• Process flow sheets

    We will usually start with sketching one or more process flow diagrams of your process. This will break down the complexity to well-know unit operations which we can connect with mass streams, power and control signals.

    A first process flow sheet will typically just be sketched in hand or in a power point presentation, so it is easy and cheap to modify as we explore the possibilities to find the most feasible solution. It can also be on a blackboard in a first kick-off meeting.

    Even a simple model will often provide more insight leading to certain modifications of the flowsheet. This could for example be integration of a heat exchanger to reduce external heating and cooling demands.

  • Process simulations

    We can build a virtual model of your process which will give a complete overview of all the mass and energy streams connecting the unit operations in your process.

    OPEX: The operating costs are usually directly proportional to the energy streams

    CAPEX: The capital investment costs are determined by the dimensions of the equipment which can be estimated based on the mass streams, some design rules, contacting to vendors or gained from experience

    TCO: The Total Cost of Ownership is easy to calculate once the OPEX and CAPEX are known.

    The model can be a stationary or dynamic model. A dynamic model can also be used to train process operators before they get responsibility for operating the real plant. A dynamic model can also be used for a HAZOP study to avoid failures and serious accidents. This is often required by the classification company for approval.

    The Matlab Simulations can be linked to an excel user interface so all stakeholders can benefit from the simulation results without knowing the details behind the model. We can also make and host a web application, so the model is easy to access from any web browser. This will avoid any IT security problems as no software or macros need to be installed locally. The web application can be password protected.

  • Process and Instrumentation Diagram (P&ID)

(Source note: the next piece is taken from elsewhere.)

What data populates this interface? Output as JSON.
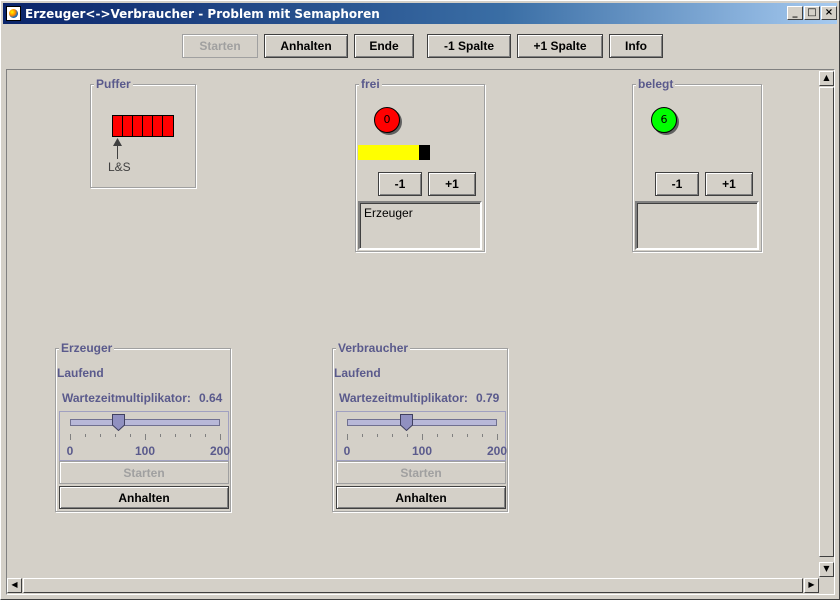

    Once the flowsheet is more established, we can help to make a more professional P&ID in AutoCad or similar. This will also include the necessary valves and instrumentation for controlling the process.

    When the desired solution has been selected, we can transform the process flow diagram into a detailed process and instrumentation diagram (P&ID) including all valves and sensors for proper control and monitoring of your process.

    All process units, pipes, valves, and instruments will be equipped with a tag number so a part list can be generated. Based on this, we can start to approach different suppliers to access the likely dimensions and costs of all the equipment.

    The detailed P&ID can be generated in AutoCAD Plant 3D and shared to all stake holders.

  • Control software

    The detailed P&ID must be linked to an operation philosophy, which is a high-level description of how the process should be controlled. This is also a very important document for the class approval and for any programmers to make a more detailed PLC code. We can help you with all this.

  • Data analysis and visualization

    Once the process is up running, data from the most vital sensors will normally be logged.

    Based on these data, it is possible to tune the parameters in the model, so it becomes even more certain to predict the future and more applicable for further process optimization and trouble shooting. A smaller test unit might also be installed first to generate data. These data together with the model are then the key to scale-up to a larger process facility with greatest possible certainty.

    Visualisation of the data is important to create awareness about “what matters” among the operators and other stakeholders. More dynamic and interactive charts can provide a much faster and precise overview of certain key performance indicators (KPIs) compared to old fashion trend plots or excel sheets.